Cuando se acercó más, tuvo la certeza de que la piel que cubría el asiento provenía de un lobo. La capucha de la pelliza de Attaroa, que colgaba sobre su espalda, estaba revestida con piel de lobo, y alrededor del cuello llevaba un collar formado principalmente por los afilados caninos de lobo, aunque había algunos provenientes del perro ártico y, por lo menos, un diente de oso de las cavernas. La mujer sostenía en la mano un báculo tallado análogo al Báculo Que Habla que Talut solía usar cuando había que discutir cuestiones o resolver diferencias. Ese báculo contribuía a mantener el orden en las conversaciones. Quien lo sostenía ejercía el derecho de hablar, y cuando alguien necesitaba decir algo, primero debía pedir que se le pasara el Báculo Que Habla.

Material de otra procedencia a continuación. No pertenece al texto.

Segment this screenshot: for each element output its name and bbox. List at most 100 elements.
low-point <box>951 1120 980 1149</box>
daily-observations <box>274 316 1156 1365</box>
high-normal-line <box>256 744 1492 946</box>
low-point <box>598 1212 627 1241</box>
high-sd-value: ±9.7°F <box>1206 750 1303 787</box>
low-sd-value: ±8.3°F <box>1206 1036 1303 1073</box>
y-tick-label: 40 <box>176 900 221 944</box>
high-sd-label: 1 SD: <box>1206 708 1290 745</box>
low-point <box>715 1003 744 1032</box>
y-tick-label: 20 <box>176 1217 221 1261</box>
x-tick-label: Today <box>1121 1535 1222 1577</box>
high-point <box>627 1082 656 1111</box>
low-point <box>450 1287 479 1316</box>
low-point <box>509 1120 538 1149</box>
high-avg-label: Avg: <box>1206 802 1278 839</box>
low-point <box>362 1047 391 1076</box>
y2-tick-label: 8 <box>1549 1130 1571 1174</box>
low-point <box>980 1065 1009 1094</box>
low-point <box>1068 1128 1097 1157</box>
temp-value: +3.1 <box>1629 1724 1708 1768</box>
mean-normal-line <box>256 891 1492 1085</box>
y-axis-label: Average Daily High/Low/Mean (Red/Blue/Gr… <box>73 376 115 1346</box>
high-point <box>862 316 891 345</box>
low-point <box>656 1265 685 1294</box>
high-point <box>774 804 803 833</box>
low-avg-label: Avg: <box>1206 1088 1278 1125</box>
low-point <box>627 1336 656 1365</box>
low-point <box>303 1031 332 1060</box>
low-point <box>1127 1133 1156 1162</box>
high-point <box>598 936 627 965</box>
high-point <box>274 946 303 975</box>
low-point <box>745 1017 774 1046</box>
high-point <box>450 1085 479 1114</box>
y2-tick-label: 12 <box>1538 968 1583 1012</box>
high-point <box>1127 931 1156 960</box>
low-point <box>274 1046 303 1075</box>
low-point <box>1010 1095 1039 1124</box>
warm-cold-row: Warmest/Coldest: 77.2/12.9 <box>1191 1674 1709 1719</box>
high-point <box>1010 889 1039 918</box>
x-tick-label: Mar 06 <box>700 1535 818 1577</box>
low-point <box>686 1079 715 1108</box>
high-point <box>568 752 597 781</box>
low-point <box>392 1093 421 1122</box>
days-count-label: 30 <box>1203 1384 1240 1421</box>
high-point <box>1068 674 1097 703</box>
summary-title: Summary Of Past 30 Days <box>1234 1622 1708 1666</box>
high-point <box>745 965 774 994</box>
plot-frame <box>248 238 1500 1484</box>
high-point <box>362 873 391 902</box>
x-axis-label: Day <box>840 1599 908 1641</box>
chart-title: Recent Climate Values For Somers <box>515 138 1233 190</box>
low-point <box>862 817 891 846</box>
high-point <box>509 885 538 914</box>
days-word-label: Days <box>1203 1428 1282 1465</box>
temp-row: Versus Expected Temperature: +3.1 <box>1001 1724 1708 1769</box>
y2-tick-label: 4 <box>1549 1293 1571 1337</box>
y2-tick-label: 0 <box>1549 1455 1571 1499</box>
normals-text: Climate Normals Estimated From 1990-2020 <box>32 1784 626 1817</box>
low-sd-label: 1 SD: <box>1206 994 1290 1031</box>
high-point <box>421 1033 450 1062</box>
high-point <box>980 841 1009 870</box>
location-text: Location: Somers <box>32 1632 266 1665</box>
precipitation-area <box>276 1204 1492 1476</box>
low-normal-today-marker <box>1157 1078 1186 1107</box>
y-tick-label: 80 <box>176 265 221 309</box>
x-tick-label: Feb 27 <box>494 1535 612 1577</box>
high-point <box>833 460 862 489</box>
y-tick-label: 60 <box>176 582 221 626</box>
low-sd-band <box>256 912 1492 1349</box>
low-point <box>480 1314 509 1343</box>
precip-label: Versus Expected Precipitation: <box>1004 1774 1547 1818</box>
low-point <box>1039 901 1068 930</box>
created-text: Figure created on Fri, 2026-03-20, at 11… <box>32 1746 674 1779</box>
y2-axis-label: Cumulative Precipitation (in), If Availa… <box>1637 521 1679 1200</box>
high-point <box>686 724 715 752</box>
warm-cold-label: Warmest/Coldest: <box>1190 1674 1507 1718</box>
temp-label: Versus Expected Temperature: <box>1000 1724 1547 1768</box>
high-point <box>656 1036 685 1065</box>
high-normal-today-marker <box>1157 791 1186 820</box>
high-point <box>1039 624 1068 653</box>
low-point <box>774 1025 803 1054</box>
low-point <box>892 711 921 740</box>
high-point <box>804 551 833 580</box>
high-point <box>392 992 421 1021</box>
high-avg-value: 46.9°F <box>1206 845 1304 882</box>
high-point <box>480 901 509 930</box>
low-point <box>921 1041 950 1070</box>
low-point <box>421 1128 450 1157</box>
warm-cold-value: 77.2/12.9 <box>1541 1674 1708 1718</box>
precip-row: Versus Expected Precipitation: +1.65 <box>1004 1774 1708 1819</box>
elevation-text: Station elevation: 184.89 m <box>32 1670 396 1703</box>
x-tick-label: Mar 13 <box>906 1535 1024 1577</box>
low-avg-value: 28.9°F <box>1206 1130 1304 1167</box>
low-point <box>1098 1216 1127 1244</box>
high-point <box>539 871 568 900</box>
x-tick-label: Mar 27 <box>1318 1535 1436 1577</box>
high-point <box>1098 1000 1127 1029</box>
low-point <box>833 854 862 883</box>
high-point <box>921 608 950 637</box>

Había otra cosa que le resultaba familiar en el báculo de Attaroa, pero Jondalar no pudo determinar qué era. ¿Quizá la talla? Presentaba la forma estilizada de una mujer sentada, con una serie cada vez más ancha de círculos concéntricos que representaban los pechos y el estómago, y una extraña cabeza triangular, angosta en el mentón, con una cara de diseños enigmáticos. No se asemejaba a la talla de los mamutoi, pero Jondalar experimentó la sensación de que lo había visto antes.

Varias de las mujeres armadas rodearon a Attaroa. Otras mujeres que él no había visto antes, y de las cuales muy pocas tenían hijos, estaban cerca, en pie. Attaroa le observó un momento; después habló, mirándole. Ardemun, que estaba a un costado, comenzó una dificultosa traducción al zelandoni. Jondalar se disponía a sugerir que hablase mamutoi, pero S’Armuna le interrumpió, dijo algo a Attaroa y después miró al hombre.